猫が好き!


 自分より六つも年上の先輩が、平身低頭している様は気の毒で、責める事が出来なかった。

 出来上がったパッケージソフトは、そこそこ売れたようだ。
 それにより先輩は会社から褒賞金を受け取ったらしいと同僚から聞いたが、先輩から進弥へは何の話もなかった。

 少しして再び進弥の提案した企画が、先輩の名前で採用された。

 二度目ともなれば、手違いでない事は分かる。
 先輩も今度はごまかすつもりがなかったようだ。
 前回の功績が認められている自分の名前だからこそ、採用されたのだと開き直った。

 このままここにいても、自分の業務経歴にはならず、先輩に功績と褒賞金を与える事になるのかと思うとバカバカしくて、進弥は会社を辞めた。
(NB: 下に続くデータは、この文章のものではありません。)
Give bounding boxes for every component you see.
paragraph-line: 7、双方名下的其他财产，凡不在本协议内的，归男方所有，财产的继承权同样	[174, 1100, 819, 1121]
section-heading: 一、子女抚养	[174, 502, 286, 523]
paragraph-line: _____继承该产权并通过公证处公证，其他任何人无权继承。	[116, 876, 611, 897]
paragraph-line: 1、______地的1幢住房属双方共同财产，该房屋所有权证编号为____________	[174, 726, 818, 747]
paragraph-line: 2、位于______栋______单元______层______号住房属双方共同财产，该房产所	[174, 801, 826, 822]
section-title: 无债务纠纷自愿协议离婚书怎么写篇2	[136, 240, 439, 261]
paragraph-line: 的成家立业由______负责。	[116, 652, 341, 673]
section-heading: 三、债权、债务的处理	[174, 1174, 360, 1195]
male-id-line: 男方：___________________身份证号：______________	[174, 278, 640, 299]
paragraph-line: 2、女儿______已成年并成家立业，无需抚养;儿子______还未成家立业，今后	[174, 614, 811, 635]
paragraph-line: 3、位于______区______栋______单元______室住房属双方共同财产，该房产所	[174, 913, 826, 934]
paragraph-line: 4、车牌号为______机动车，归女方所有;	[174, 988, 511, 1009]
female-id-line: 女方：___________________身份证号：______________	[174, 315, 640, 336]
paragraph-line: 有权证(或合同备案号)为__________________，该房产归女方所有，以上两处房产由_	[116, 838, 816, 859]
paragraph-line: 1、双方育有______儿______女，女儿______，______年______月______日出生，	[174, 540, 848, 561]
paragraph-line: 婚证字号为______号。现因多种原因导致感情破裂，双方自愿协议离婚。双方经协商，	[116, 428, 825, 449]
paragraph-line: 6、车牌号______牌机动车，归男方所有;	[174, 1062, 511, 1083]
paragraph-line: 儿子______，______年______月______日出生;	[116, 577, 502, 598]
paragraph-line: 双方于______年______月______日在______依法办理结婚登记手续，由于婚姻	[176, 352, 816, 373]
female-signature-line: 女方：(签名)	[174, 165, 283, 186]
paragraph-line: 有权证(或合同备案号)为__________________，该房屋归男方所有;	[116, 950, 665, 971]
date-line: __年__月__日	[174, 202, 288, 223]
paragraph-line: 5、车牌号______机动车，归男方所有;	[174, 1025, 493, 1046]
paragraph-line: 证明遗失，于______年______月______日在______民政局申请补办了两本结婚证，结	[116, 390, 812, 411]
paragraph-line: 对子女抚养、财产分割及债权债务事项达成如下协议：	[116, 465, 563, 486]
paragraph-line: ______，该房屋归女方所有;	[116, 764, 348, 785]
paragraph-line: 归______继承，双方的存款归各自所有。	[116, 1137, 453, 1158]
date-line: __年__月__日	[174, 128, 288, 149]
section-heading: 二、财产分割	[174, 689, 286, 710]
 今度は上手く立ち回ろうと別の会社を当たってみたが、世の中は甘くなかった。

 入社一年未満で自主退職した進弥の履歴書は、人事担当者に受けが悪い。
 おまけに業務経歴はほんの二、三で、担当作業はプログラミングのみ。

 経験値がものを言う中途採用では、分が悪すぎる。
 大概は書類選考で落とされ、面接までこぎ着ける事は稀だった。